Ransomware is one of the most frightening types of malware. Not only does it compromise the data of the victim but it locks them out of their systems and therefore seriously threatens any organization’s bottom line and essential services like healthcare and finance. Concern about ransomware rose in 2016 as the attacks increased in both variety and frequency. Here is a step-by-step guide to what ransomware is, how to prevent it and what to do if your business machine is infected by it.
The Nature of the Beast
Ransomware is a type of malware that typically locks a user’s screen, encrypts their files with a cryptographic algorithm and holds their data hostage for ransom which it demands the user pay in exchange for a decryption key. Once it has snuck past your firewall and antivirus and executed, the ransomware will spread to infect as many networks and machines it can access. After the deadline, the files are uploaded or destroyed. Some varieties of ransomware don’t release the key after the first payment, either demanding an additional payment or deleting the data anyway. Ransomware is typically delivered through hyperlinks or attachments in phishing emails or in an “exploit kit” from a dangerous website.
Prevention: The Best Solution
Unfortunately, once a ransomware file is downloaded, antivirus software rarely prevents them from self-executing. Backups are not always reliable and they don’t protect from data theft. You should understand how much potential downtime and loss of data could impact your company. Consider doing a risk assessment to assign value to your critical data assets if you’d like to know for sure.
Prevention Strategy #1: User Education
Prevention Strategy #2: Workplace Policies
Only use safe browsers like Chrome and Firefox and monitor/control external hard drives (such as USBs) carefully. Consider disabling Macros in MS Office Documents, because they can execute ransomware infected documents. You can generally lower risks by limiting user access and privileges to the minimum necessary for your employees to do their work. Regularly update your firewall and browser extensions to prevent an exploit kit exploiting vulnerable software (e.g. outdated Flash Players). Finally, ensure that external backups are securely located and have a schedule to regularly test them.
Responding to an Infection
If you suffer an infection, your firewall has been bypassed and the ransomware is delivered to your antivirus if it gets past the antivirus (as almost all do) your runtime defense and isolation measures try to contain the damage. Special filtering options like whitelisting (AppLocker) can stop some ransomware running. If you feel out of your depth, consider consulting one of the top ransomware removal and cyber security firms.

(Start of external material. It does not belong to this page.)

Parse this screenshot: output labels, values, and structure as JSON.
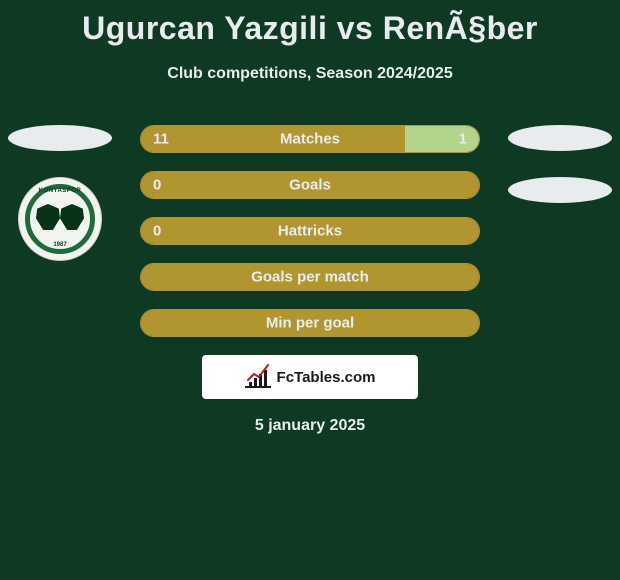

Step 1: Isolating Infected Machines
While antiviruses work well when scanning your files, looking up and blocking known viruses, they don’t stop new malware or old malware that has been repackaged. Ransomware gets past antivirus software by changing its appearance, file name or signature, or delivering through the registry keys. The first thing to do in case of an infection is to isolate which machines are infected, immediately disconnect them from your network (e.g. Wi-Fi) and close shared network drives remotely.

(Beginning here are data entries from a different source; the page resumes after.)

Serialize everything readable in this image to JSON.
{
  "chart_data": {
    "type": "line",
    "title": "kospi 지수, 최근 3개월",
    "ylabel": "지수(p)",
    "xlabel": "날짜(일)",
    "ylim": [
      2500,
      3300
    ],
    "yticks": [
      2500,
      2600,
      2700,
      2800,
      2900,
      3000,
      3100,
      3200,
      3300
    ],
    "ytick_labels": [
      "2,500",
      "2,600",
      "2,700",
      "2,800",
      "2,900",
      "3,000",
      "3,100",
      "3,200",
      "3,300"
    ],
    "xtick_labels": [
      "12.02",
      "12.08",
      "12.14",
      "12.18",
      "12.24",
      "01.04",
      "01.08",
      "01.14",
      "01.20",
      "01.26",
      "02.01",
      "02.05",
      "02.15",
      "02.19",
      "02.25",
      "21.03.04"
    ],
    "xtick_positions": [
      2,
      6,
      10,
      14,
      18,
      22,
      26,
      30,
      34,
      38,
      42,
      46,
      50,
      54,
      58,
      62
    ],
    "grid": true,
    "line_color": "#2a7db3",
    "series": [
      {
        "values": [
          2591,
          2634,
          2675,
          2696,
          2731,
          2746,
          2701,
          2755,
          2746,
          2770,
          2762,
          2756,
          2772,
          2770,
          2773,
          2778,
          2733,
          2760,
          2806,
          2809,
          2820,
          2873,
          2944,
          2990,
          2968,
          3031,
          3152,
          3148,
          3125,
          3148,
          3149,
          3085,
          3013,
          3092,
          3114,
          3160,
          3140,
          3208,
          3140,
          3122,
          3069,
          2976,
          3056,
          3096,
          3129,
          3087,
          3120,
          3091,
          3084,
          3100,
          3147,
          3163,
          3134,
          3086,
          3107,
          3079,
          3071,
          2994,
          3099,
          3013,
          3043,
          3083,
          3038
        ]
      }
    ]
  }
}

Step 2: Identifying the Ransomware
It’s important to know which ransomware you are targeted with. Some are “fake”, i.e. they don’t encrypt your data properly, there are decryption tools for some and others don’t have a history of giving up the decryption key in exchange for ransom. Use the Ransomware Decryption Tool Finder and Google to find out.
Step 3: Identifying Patient Zero
Discover which employee got the infection first and get them to retrace their steps to find out where the ransomware came from (e.g. opening documents or attachments, visiting odd websites). Finally, decide whether to pay the ransom or not. Consider wiping infected machines for good measure and restoring from a backup.

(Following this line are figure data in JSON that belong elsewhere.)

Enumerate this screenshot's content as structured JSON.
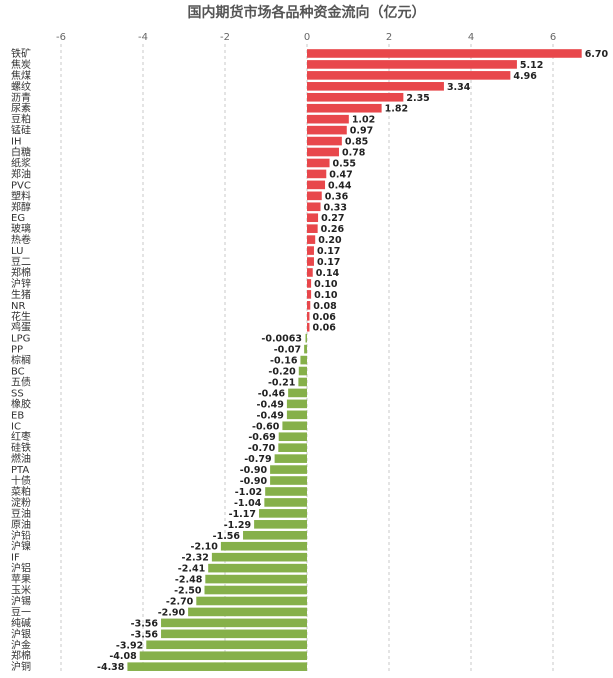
{
  "chart_data": {
    "type": "bar",
    "orientation": "horizontal",
    "title": "国内期货市场各品种资金流向（亿元）",
    "xlabel": "",
    "ylabel": "",
    "xlim": [
      -6.4,
      6.7
    ],
    "xticks": [
      -6,
      -4,
      -2,
      0,
      2,
      4,
      6
    ],
    "grid": "vertical dashed",
    "colors": {
      "positive": "#e8474b",
      "negative": "#86b04a"
    },
    "categories": [
      "铁矿",
      "焦炭",
      "焦煤",
      "螺纹",
      "沥青",
      "尿素",
      "豆粕",
      "锰硅",
      "IH",
      "白糖",
      "纸浆",
      "郑油",
      "PVC",
      "塑料",
      "郑醇",
      "EG",
      "玻璃",
      "热卷",
      "LU",
      "豆二",
      "郑棉",
      "沪锌",
      "生猪",
      "NR",
      "花生",
      "鸡蛋",
      "LPG",
      "PP",
      "棕榈",
      "BC",
      "五债",
      "SS",
      "橡胶",
      "EB",
      "IC",
      "红枣",
      "硅铁",
      "燃油",
      "PTA",
      "十债",
      "菜粕",
      "淀粉",
      "豆油",
      "原油",
      "沪铅",
      "沪镍",
      "IF",
      "沪铝",
      "苹果",
      "玉米",
      "沪锡",
      "豆一",
      "纯碱",
      "沪银",
      "沪金",
      "郑棉",
      "沪铜"
    ],
    "values": [
      6.7,
      5.12,
      4.96,
      3.34,
      2.35,
      1.82,
      1.02,
      0.97,
      0.85,
      0.78,
      0.55,
      0.47,
      0.44,
      0.36,
      0.33,
      0.27,
      0.26,
      0.2,
      0.17,
      0.17,
      0.14,
      0.1,
      0.1,
      0.08,
      0.06,
      0.06,
      -0.0063,
      -0.07,
      -0.16,
      -0.2,
      -0.21,
      -0.46,
      -0.49,
      -0.49,
      -0.6,
      -0.69,
      -0.7,
      -0.79,
      -0.9,
      -0.9,
      -1.02,
      -1.04,
      -1.17,
      -1.29,
      -1.56,
      -2.1,
      -2.32,
      -2.41,
      -2.48,
      -2.5,
      -2.7,
      -2.9,
      -3.56,
      -3.56,
      -3.92,
      -4.08,
      -4.38
    ],
    "value_labels": [
      "6.70",
      "5.12",
      "4.96",
      "3.34",
      "2.35",
      "1.82",
      "1.02",
      "0.97",
      "0.85",
      "0.78",
      "0.55",
      "0.47",
      "0.44",
      "0.36",
      "0.33",
      "0.27",
      "0.26",
      "0.20",
      "0.17",
      "0.17",
      "0.14",
      "0.10",
      "0.10",
      "0.08",
      "0.06",
      "0.06",
      "-0.0063",
      "-0.07",
      "-0.16",
      "-0.20",
      "-0.21",
      "-0.46",
      "-0.49",
      "-0.49",
      "-0.60",
      "-0.69",
      "-0.70",
      "-0.79",
      "-0.90",
      "-0.90",
      "-1.02",
      "-1.04",
      "-1.17",
      "-1.29",
      "-1.56",
      "-2.10",
      "-2.32",
      "-2.41",
      "-2.48",
      "-2.50",
      "-2.70",
      "-2.90",
      "-3.56",
      "-3.56",
      "-3.92",
      "-4.08",
      "-4.38"
    ]
  }
}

Ransomware is evolving, with new varieties deleting backups (Locky), stealing credentials (CryptXXX) and spreading via ransomware-as-a-service (RaaS) operations which allow those with little technical expertise to conduct attacks (Cerber) on their own in exchange for a cut of the ransom money. Finally, many ransomware criminals are adding additional threats including targeting databases, threatening doxxing and releasing data publicly if victims don’t pay.
Scared yet? You should be! Get organized!